Episcopalians to try bishop for heresy He's accused of ordaining a noncelibate gay man

February 26, 1996|By KNIGHT-RIDDER NEWS SERVICE

PHOENIX, ARIZ. — An Episcopal bishop will stand trial for heresy tomorrow in Wilmington, Del.

In only the second such trial of a bishop in the more than 200-year history of the U.S. Episcopal Church, Bishop Walter Righter, 72, faces charges that he committed heresy in 1990 by knowingly ordaining a noncelibate gay man.

Bishop Righter was an assistant bishop of Newark, N.J., when he ordained Barry Stopfel, a Maplewood, N.J., priest who now shares the rectory with his lover of 10 years.

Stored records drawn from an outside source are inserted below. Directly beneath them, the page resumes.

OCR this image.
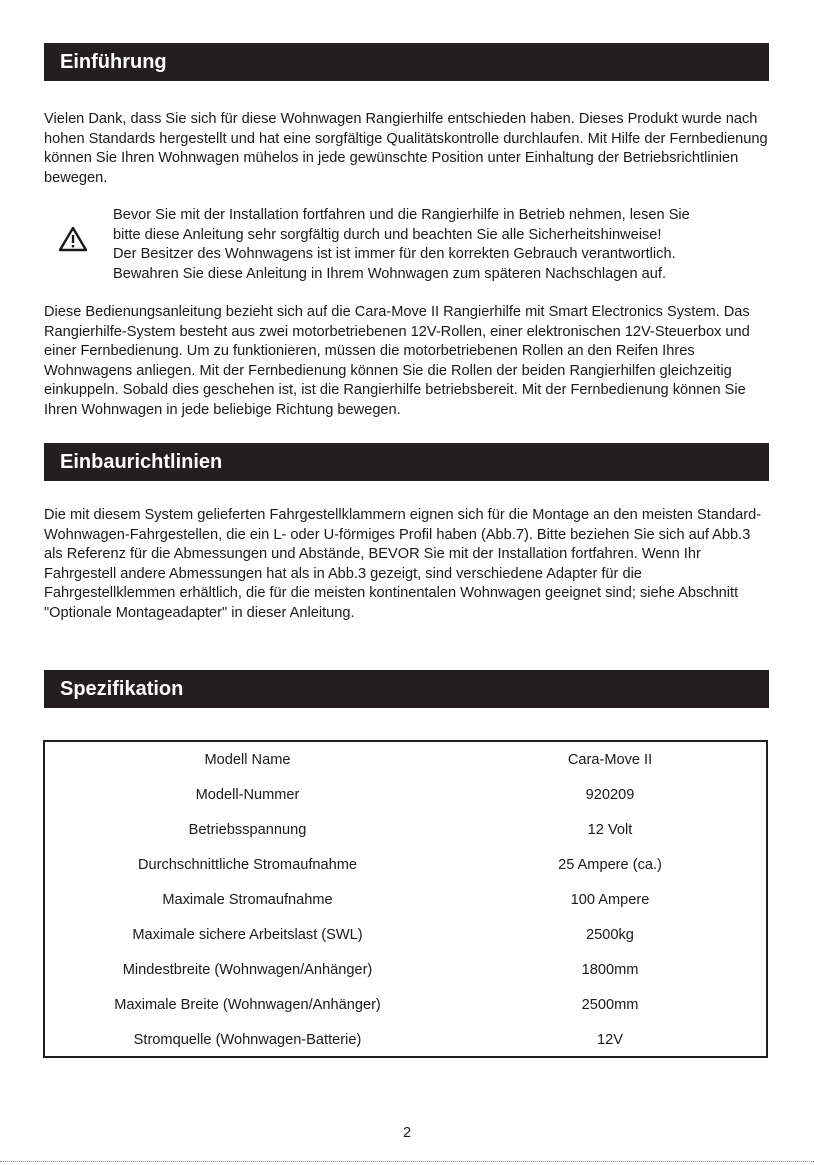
Einführung

Vielen Dank, dass Sie sich für diese Wohnwagen Rangierhilfe entschieden haben. Dieses Produkt wurde nach hohen Standards hergestellt und hat eine sorgfältige Qualitätskontrolle durchlaufen. Mit Hilfe der Fernbedienung können Sie Ihren Wohnwagen mühelos in jede gewünschte Position unter Einhaltung der Betriebsrichtlinien bewegen.

Bevor Sie mit der Installation fortfahren und die Rangierhilfe in Betrieb nehmen, lesen Sie

bitte diese Anleitung sehr sorgfältig durch und beachten Sie alle Sicherheitshinweise!

Der Besitzer des Wohnwagens ist ist immer für den korrekten Gebrauch verantwortlich.

Bewahren Sie diese Anleitung in Ihrem Wohnwagen zum späteren Nachschlagen auf.

Diese Bedienungsanleitung bezieht sich auf die Cara-Move II Rangierhilfe mit Smart Electronics System. Das Rangierhilfe-System besteht aus zwei motorbetriebenen 12V-Rollen, einer elektronischen 12V-Steuerbox und einer Fernbedienung. Um zu funktionieren, müssen die motorbetriebenen Rollen an den Reifen Ihres Wohnwagens anliegen. Mit der Fernbedienung können Sie die Rollen der beiden Rangierhilfen gleichzeitig einkuppeln. Sobald dies geschehen ist, ist die Rangierhilfe betriebsbereit. Mit der Fernbedienung können Sie Ihren Wohnwagen in jede beliebige Richtung bewegen.

Einbaurichtlinien

Die mit diesem System gelieferten Fahrgestellklammern eignen sich für die Montage an den meisten Standard-Wohnwagen-Fahrgestellen, die ein L- oder U-förmiges Profil haben (Abb.7). Bitte beziehen Sie sich auf Abb.3 als Referenz für die Abmessungen und Abstände, BEVOR Sie mit der Installation fortfahren. Wenn Ihr Fahrgestell andere Abmessungen hat als in Abb.3 gezeigt, sind verschiedene Adapter für die Fahrgestellklemmen erhältlich, die für die meisten kontinentalen Wohnwagen geeignet sind; siehe Abschnitt "Optionale Montageadapter" in dieser Anleitung.

Spezifikation
Modell Name	Cara-Move II
Modell-Nummer	920209
Betriebsspannung	12 Volt
Durchschnittliche Stromaufnahme	25 Ampere (ca.)
Maximale Stromaufnahme	100 Ampere
Maximale sichere Arbeitslast (SWL)	2500kg
Mindestbreite (Wohnwagen/Anhänger)	1800mm
Maximale Breite (Wohnwagen/Anhänger)	2500mm
Stromquelle (Wohnwagen-Batterie)	12V
2
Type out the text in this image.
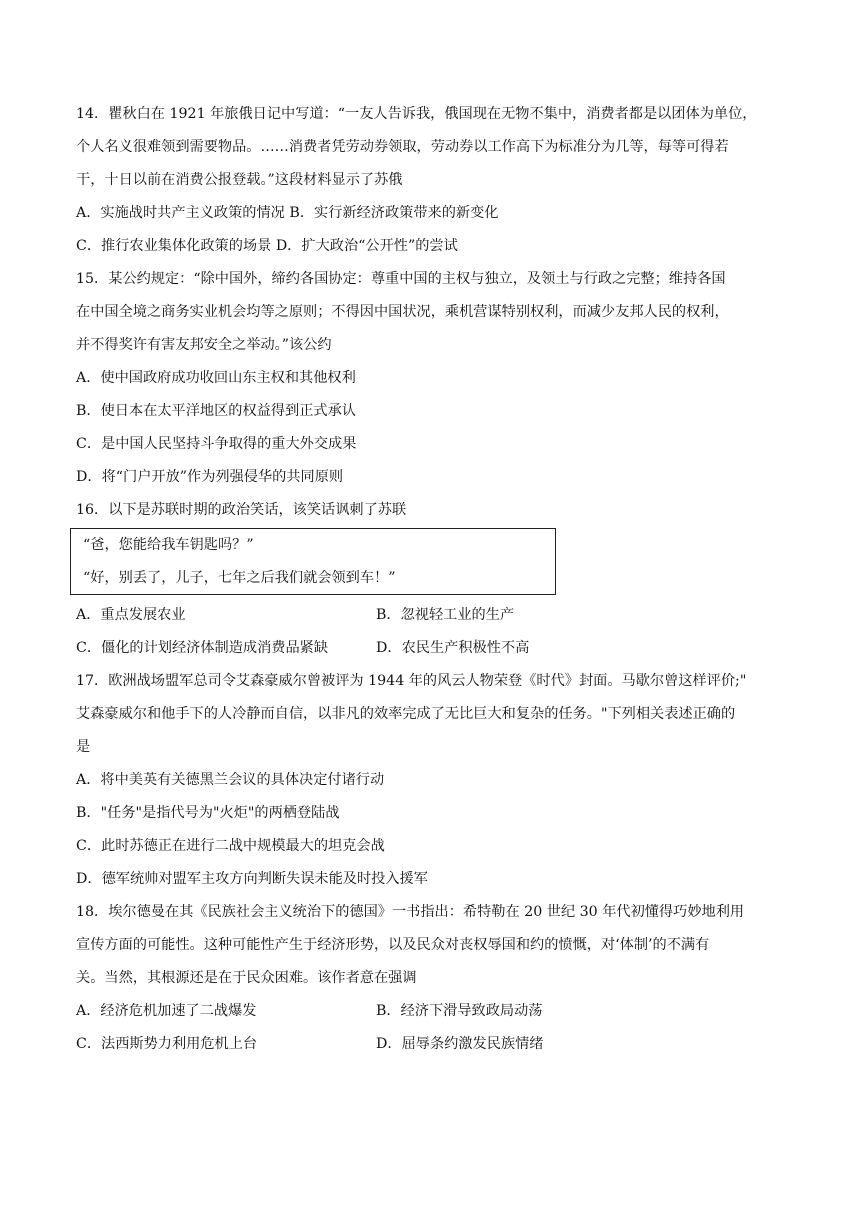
14．瞿秋白在 1921 年旅俄日记中写道：“一友人告诉我，俄国现在无物不集中，消费者都是以团体为单位，

个人名义很难领到需要物品。……消费者凭劳动券领取，劳动券以工作高下为标准分为几等，每等可得若

干，十日以前在消费公报登载。”这段材料显示了苏俄

A．实施战时共产主义政策的情况 B．实行新经济政策带来的新变化
C．推行农业集体化政策的场景 D．扩大政治“公开性”的尝试

15．某公约规定：“除中国外，缔约各国协定：尊重中国的主权与独立，及领土与行政之完整；维持各国

在中国全境之商务实业机会均等之原则；不得因中国状况，乘机营谋特别权利，而减少友邦人民的权利，

并不得奖许有害友邦安全之举动。”该公约

A．使中国政府成功收回山东主权和其他权利
B．使日本在太平洋地区的权益得到正式承认
C．是中国人民坚持斗争取得的重大外交成果
D．将“门户开放”作为列强侵华的共同原则

16．以下是苏联时期的政治笑话，该笑话讽刺了苏联

“爸，您能给我车钥匙吗？”

“好，别丢了，儿子，七年之后我们就会领到车！”

A．重点发展农业	B．忽视轻工业的生产
C．僵化的计划经济体制造成消费品紧缺	D．农民生产积极性不高

17．欧洲战场盟军总司令艾森豪威尔曾被评为 1944 年的风云人物荣登《时代》封面。马歇尔曾这样评价;"

艾森豪威尔和他手下的人冷静而自信，以非凡的效率完成了无比巨大和复杂的任务。"下列相关表述正确的

是

A．将中美英有关德黑兰会议的具体决定付诸行动
B．"任务"是指代号为"火炬"的两栖登陆战
C．此时苏德正在进行二战中规模最大的坦克会战
D．德军统帅对盟军主攻方向判断失误未能及时投入援军

18．埃尔德曼在其《民族社会主义统治下的德国》一书指出：希特勒在 20 世纪 30 年代初懂得巧妙地利用

宣传方面的可能性。这种可能性产生于经济形势，以及民众对丧权辱国和约的愤慨，对‘体制’的不满有

关。当然，其根源还是在于民众困难。该作者意在强调

A．经济危机加速了二战爆发	B．经济下滑导致政局动荡
C．法西斯势力利用危机上台	D．屈辱条约激发民族情绪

"A heresy trial in the closing days of the 20th century -- such a medieval concept!" James Solheim, spokesman for the Episcopal Church USA, said.

"Medieval" or not, the 10 conservative bishops who brought the charges last year say they see no other way to keep their colleagues from slipping deeper into error.

The sinfulness of homosexuality "is a teaching of the church -- not just the Episcopal Church but Christianity," says the bishop of Dallas, James Stanton.

Bishop Stanton is one of the 10 who filed the formal complaint, or "presentment," against Bishop Righter last year.